The web session data was streamed to Snowflake. Note: web visitor is assigned a Session ID.
The data looks as following (PII fields are redacted):
We had two campaign pages designed for the A/B analysis. The conversion success criteria was
VISIT -> CAMPAIGN_PAGE -> DONATION_PAGE.
The end goal of the A/B analysis was to see which CAMPAIGN page performed better i.e. plant_a_tree_campaign_a.html vs. plant_a_tree_campaign_b.html.
While we usually perform these types of Analysis using Knime, we wanted to see if we can do this in Snowflake in real-time. For this purpose I used the
MATCH_RECOGNIZE query in Snowflake.
Here is the query we ended up using. It is fairly easy to understand and easily extendible for other use cases with more than 3 conversion funnel steps.
select session_id, donated from webstream match_recognize( partition by session_id order by visit_timestamp measures iff(count(*)=3, TRUE, FALSE) as donated ONE ROW PER MATCH PATTERN (VISIT READ DONATE) DEFINE VISIT as iff(URI='index.html', TRUE, FALSE), READ as iff(URI='plant_a_tree_campaign_a.html', TRUE, FALSE), DONATE as iff(URI='donate.html', TRUE, FALSE) );
MATCH_RECOGNIZE Query Structure
- We partitioned the web data by the SESSION_ID, and ORDERed it by the visit_timestamp
- We defined the VISIT as the value of index.html in URI.
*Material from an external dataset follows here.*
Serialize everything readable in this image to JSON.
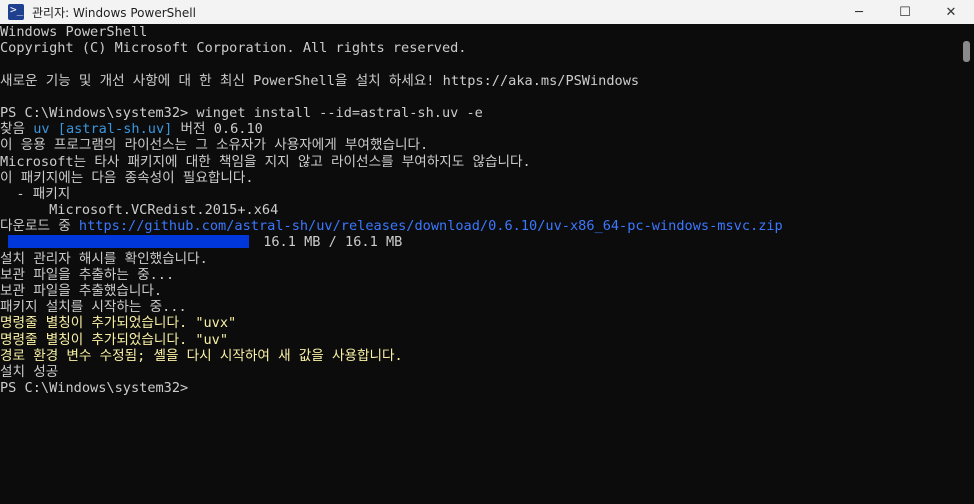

- READ as the value of the campaign page. plant_a_tree_campaign_a.html OR plant_a_tree_campaign_b.html
- we defined DONATE as the visit to “donate.html”
- Finally we wanted to match the PATTERN VISIT -> READ (campaign page) -> DONATE
As you can see the query explains itself.
Since we were comparing plant_a_tree_campaign_a.html vs. plant_a_tree_campaign_b.html, we just had to replace that in the READ definition:
select session_id, donated from webstream match_recognize( partition by session_id order by visit_timestamp measures iff(count(*)=3, TRUE, FALSE) as donated ONE ROW PER MATCH PATTERN (VISIT READ DONATE) DEFINE VISIT as iff(URI='index.html', TRUE, FALSE), READ as iff(URI='plant_a_tree_campaign_b.html', TRUE, FALSE), DONATE as iff(URI='donate.html', TRUE, FALSE) );
Now ran these queries on 2 mins worth of streaming data.
We see that we got 4 donations in 2 mins for 5 visitors that saw plant_a_tree_campaign_a.html
whereas we only got 1 donation in 2 mins for 5 visitors that saw plant_a_tree_campaign_b.html
We were able to determine that plant_a_tree_campaign_b.html was not performing that well, and updated it accordingly, and kept performing the A/B analysis on the streaming data.
MATCH_RECOGNIZE was instrumental in performing the real-time A/B analysis of the campaign descriptions and improving them as needed.